Why it happens
Cannibalization usually isn't caused by carelessness. It accumulates over time as a site grows:
- Old blog posts targeting terms that a newer service page now covers
- Location pages with overlapping copy (e.g., two pages both optimised for "SEO agency Georgia")
- Product or service variations that share almost identical descriptions
- FAQ pages that repeat language from main category pages
- Historical rewrites where the original URL was kept but the topic shifted
How to diagnose keyword cannibalization on your site
Step 1: Run a site-colon search for your target keyword
In Google, search: site:yourdomain.com "keyword phrase"
Replace keyword phrase with a term you're targeting. Google will return every page it has indexed containing that phrase. If more than one page appears for a high-priority keyword, you may have a cannibalization problem.
Example: site:nordaxdigital.com "web design Newnan" — if this returns three pages, those three pages are competing with each other.
Step 2: Pull your Google Search Console data
- Open Google Search Console
- Go to Performance → Search results
- Click the Pages tab, then search for the URL you think should be ranking
- Click that URL to filter — you'll see which queries it's ranking for
- Switch to the Queries tab filtered to a target keyword and look at which URLs are appearing
If two URLs are both appearing for the same query on different dates, or both showing impressions, they're cannibalizing each other.
Use a crawl tool (Screaming Frog, Ahrefs Site Audit, or Sitechecker) to export all page titles and H1s. Sort alphabetically and look for near-duplicates. Pages with almost identical title tags almost always have a cannibalization problem.
Step 4: Map your pages to keywords
Create a simple spreadsheet with three columns:
| Page URL | Primary Keyword | Secondary Keywords |
|---|
| /solutions/web-systems | web design agency Georgia | custom website design, headless CMS agency |
| /newnan-ga | web design Newnan GA | digital agency Newnan, Newnan website design |
| /articles/what-does-web-design-include | what does web design include | web design process, website design steps |
If the same keyword appears in more than one row in the "Primary Keyword" column, you have confirmed cannibalization.
How to fix keyword cannibalization
The fix depends on which page is the right page to rank. You have four options:
Option 1: Consolidate (most common fix)
If two pages cover the same topic and neither is substantially different from the other, merge them into one stronger page. Move the best content from both into the page with the strongest backlink profile or the one Google is already showing more often. Then 301 redirect the weaker page to the consolidated one.
When to use this: Two blog posts covering the same topic. An old service page and a new one that replaced it but wasn't deleted.
Option 2: Differentiate
If both pages should exist but are accidentally overlapping, rewrite them so each has a clear, distinct primary keyword. Update the title tag, H1, meta description, and opening paragraph to signal the difference to Google.
When to use this: A "Web Design Services" page and a "Web Design Process" page that both keep drifting toward the same keyword because the copy is too similar.
Option 3: Add a canonical tag
If you need the page to remain accessible but don't want it to compete in search, add a rel="canonical" tag pointing to the page you want Google to index.

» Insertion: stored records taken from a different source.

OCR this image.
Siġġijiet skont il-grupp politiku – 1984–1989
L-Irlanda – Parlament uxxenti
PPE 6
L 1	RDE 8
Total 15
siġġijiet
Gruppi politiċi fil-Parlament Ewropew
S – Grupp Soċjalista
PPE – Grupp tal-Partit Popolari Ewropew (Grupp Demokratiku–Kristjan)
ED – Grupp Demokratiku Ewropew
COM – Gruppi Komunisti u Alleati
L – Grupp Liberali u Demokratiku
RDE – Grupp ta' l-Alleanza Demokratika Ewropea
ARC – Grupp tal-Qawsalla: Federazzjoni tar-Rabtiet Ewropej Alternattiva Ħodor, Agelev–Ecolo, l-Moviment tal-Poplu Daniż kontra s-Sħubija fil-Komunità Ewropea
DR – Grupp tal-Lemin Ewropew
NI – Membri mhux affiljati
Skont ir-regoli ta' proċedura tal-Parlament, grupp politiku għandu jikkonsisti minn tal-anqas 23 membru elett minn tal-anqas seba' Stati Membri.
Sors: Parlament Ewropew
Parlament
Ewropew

<link rel="canonical" href="https://yourdomain.com/the-page-that-should-rank" />
When to use this: Paginated content, parameter-based URLs (e.g., /products?color=blue pointing back to /products), or print versions of pages.
Option 4: Noindex the weaker page
If a page exists for functional reasons but has no SEO value, add a noindex meta tag so Google stops including it in its index.

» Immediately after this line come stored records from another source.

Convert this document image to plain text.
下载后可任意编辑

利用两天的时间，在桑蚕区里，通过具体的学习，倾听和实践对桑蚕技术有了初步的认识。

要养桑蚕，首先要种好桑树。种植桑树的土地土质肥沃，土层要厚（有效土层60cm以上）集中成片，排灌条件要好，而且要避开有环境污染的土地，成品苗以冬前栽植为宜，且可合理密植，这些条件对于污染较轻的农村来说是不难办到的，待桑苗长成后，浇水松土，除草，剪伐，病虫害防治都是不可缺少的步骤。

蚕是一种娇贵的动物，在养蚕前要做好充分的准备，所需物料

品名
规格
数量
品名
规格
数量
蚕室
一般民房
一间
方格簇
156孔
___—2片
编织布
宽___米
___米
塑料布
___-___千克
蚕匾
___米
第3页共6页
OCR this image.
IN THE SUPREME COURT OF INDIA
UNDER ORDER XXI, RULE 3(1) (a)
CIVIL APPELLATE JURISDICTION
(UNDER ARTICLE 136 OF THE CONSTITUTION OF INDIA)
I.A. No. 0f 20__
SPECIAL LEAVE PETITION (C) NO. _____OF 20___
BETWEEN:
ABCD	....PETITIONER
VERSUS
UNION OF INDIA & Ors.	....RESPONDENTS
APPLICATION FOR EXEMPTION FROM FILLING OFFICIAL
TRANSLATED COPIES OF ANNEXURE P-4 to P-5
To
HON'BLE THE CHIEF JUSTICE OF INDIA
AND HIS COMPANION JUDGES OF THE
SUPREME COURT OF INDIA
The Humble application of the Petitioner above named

<meta name="robots" content="noindex, follow" />
When to use this: Thank you pages, checkout confirmation pages, internal search results pages, filtered views.
How to prevent cannibalization going forward
Once you've cleaned up existing cannibalization, prevent new instances from forming:
Keep a keyword map. Before publishing anything new, check your spreadsheet. If the target keyword is already assigned to a live page, either update that page or choose a different keyword.

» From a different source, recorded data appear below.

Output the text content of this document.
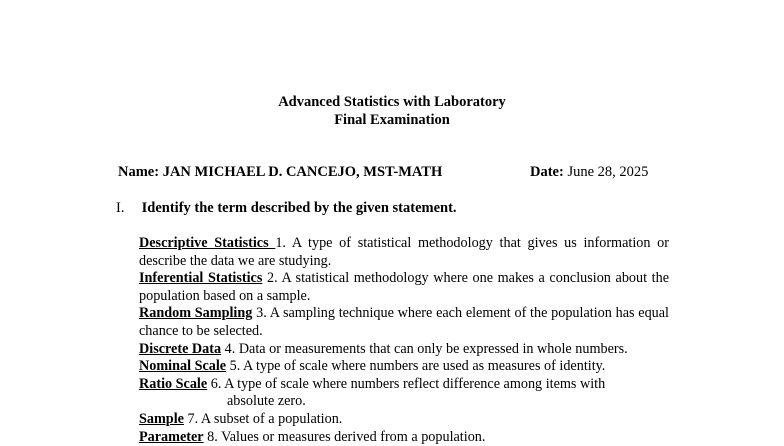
Advanced Statistics with Laboratory
Final Examination
Name: JAN MICHAEL D. CANCEJO, MST-MATH	Date: June 28, 2025
I. Identify the term described by the given statement.
Descriptive Statistics 1. A type of statistical methodology that gives us information or describe the data we are studying.
Inferential Statistics 2. A statistical methodology where one makes a conclusion about the population based on a sample.
Random Sampling 3. A sampling technique where each element of the population has equal chance to be selected.
Discrete Data 4. Data or measurements that can only be expressed in whole numbers.
Nominal Scale 5. A type of scale where numbers are used as measures of identity.
Ratio Scale 6. A type of scale where numbers reflect difference among items with
absolute zero.
Sample 7. A subset of a population.
Parameter 8. Values or measures derived from a population.
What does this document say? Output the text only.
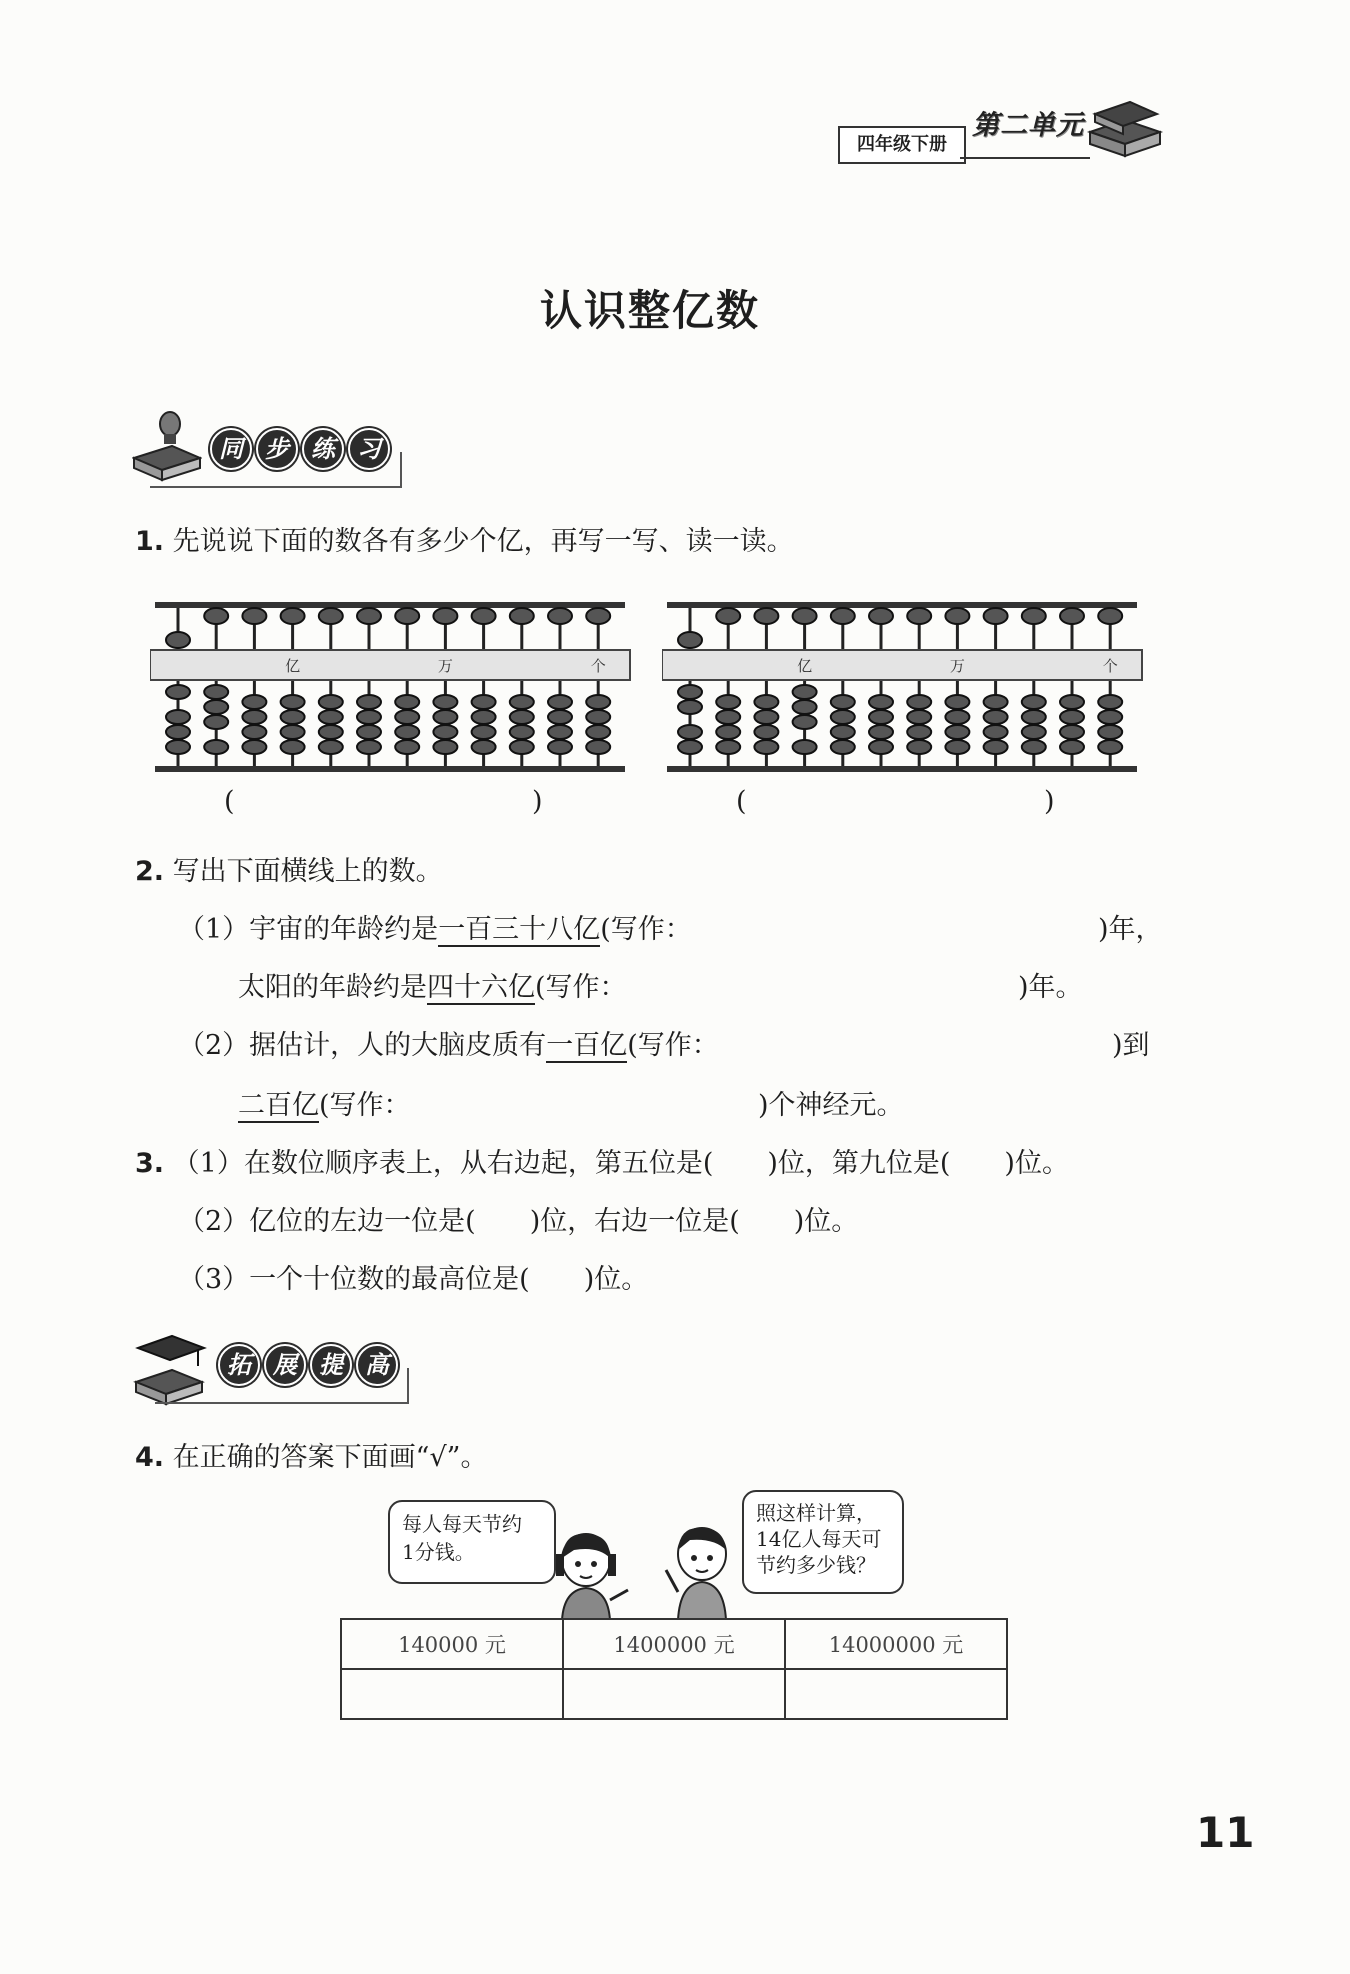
四年级下册
第二单元
认识整亿数
同 步 练 习
1. 先说说下面的数各有多少个亿，再写一写、读一读。
亿	万	个	亿	万	个
(	)	(	)
2. 写出下面横线上的数。
（1）宇宙的年龄约是一百三十八亿(写作：	)年，
太阳的年龄约是四十六亿(写作：	)年。
（2）据估计，人的大脑皮质有一百亿(写作：	)到
二百亿(写作：	)个神经元。
3. （1）在数位顺序表上，从右边起，第五位是(　　)位，第九位是(　　)位。
（2）亿位的左边一位是(　　)位，右边一位是(　　)位。
（3）一个十位数的最高位是(　　)位。
拓 展 提 高
4. 在正确的答案下面画“√”。
每人每天节约
1分钱。
照这样计算，
14亿人每天可
节约多少钱？
140000 元	1400000 元	14000000 元

11
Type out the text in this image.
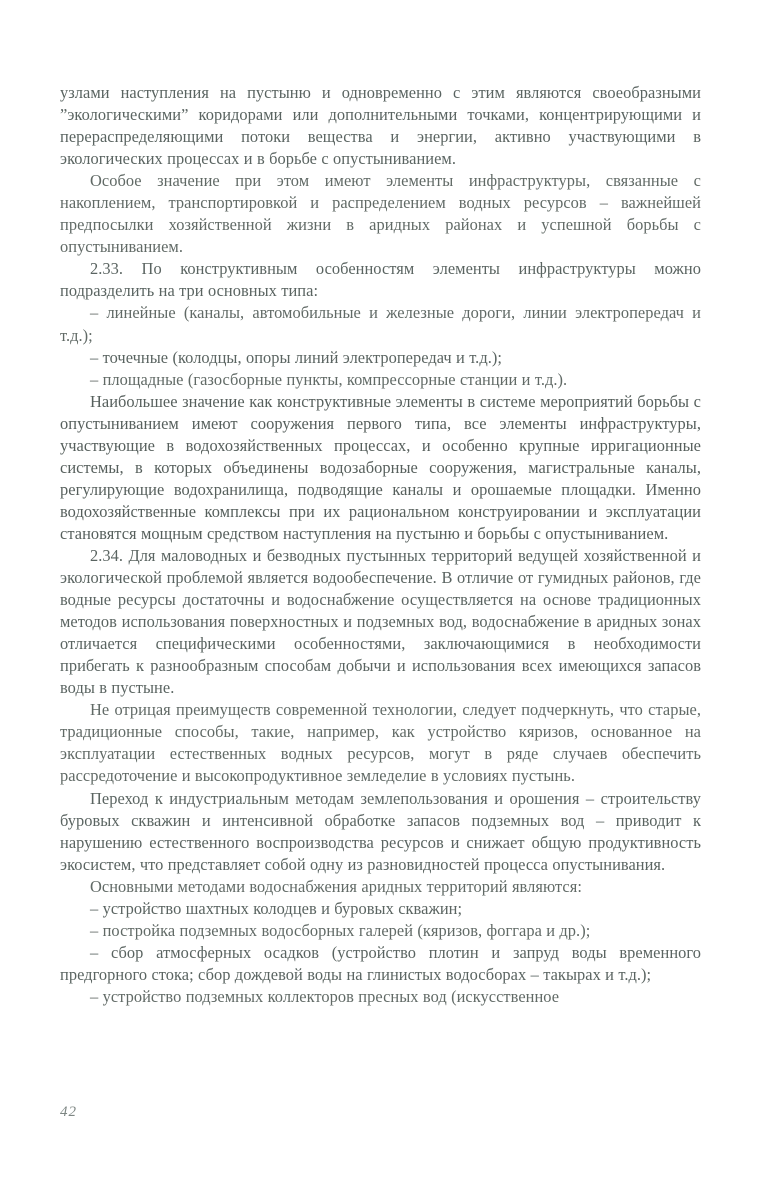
узлами наступления на пустыню и одновременно с этим являются своеобразными ”экологическими” коридорами или дополнительными точками, концентрирующими и перераспределяющими потоки вещества и энергии, активно участвующими в экологических процессах и в борьбе с опустыниванием.

Особое значение при этом имеют элементы инфраструктуры, связанные с накоплением, транспортировкой и распределением водных ресурсов – важнейшей предпосылки хозяйственной жизни в аридных районах и успешной борьбы с опустыниванием.

2.33. По конструктивным особенностям элементы инфраструктуры можно подразделить на три основных типа:

– линейные (каналы, автомобильные и железные дороги, линии электропередач и т.д.);

– точечные (колодцы, опоры линий электропередач и т.д.);

– площадные (газосборные пункты, компрессорные станции и т.д.).

Наибольшее значение как конструктивные элементы в системе мероприятий борьбы с опустыниванием имеют сооружения первого типа, все элементы инфраструктуры, участвующие в водохозяйственных процессах, и особенно крупные ирригационные системы, в которых объединены водозаборные сооружения, магистральные каналы, регулирующие водохранилища, подводящие каналы и орошаемые площадки. Именно водохозяйственные комплексы при их рациональном конструировании и эксплуатации становятся мощным средством наступления на пустыню и борьбы с опустыниванием.

2.34. Для маловодных и безводных пустынных территорий ведущей хозяйственной и экологической проблемой является водообеспечение. В отличие от гумидных районов, где водные ресурсы достаточны и водоснабжение осуществляется на основе традиционных методов использования поверхностных и подземных вод, водоснабжение в аридных зонах отличается специфическими особенностями, заключающимися в необходимости прибегать к разнообразным способам добычи и использования всех имеющихся запасов воды в пустыне.

Не отрицая преимуществ современной технологии, следует подчеркнуть, что старые, традиционные способы, такие, например, как устройство кяризов, основанное на эксплуатации естественных водных ресурсов, могут в ряде случаев обеспечить рассредоточение и высокопродуктивное земледелие в условиях пустынь.

Переход к индустриальным методам землепользования и орошения – строительству буровых скважин и интенсивной обработке запасов подземных вод – приводит к нарушению естественного воспроизводства ресурсов и снижает общую продуктивность экосистем, что представляет собой одну из разновидностей процесса опустынивания.

Основными методами водоснабжения аридных территорий являются:

– устройство шахтных колодцев и буровых скважин;

– постройка подземных водосборных галерей (кяризов, фоггара и др.);

– сбор атмосферных осадков (устройство плотин и запруд воды временного предгорного стока; сбор дождевой воды на глинистых водосборах – такырах и т.д.);

– устройство подземных коллекторов пресных вод (искусственное

42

Review internal links. If multiple pages are linking to different URLs using the same anchor text for the same keyword, Google gets conflicting signals about which page matters. Pick one page per keyword and make that the link target.
Audit quarterly. Run the site-colon search and crawl export every three months. Cannibalization creeps back in as content teams grow and institutional memory fades.
Use consistent URL structures. Predictable URL patterns (/solutions/, /articles/, /locations/) make it easier to spot when two pages are encroaching on the same topic.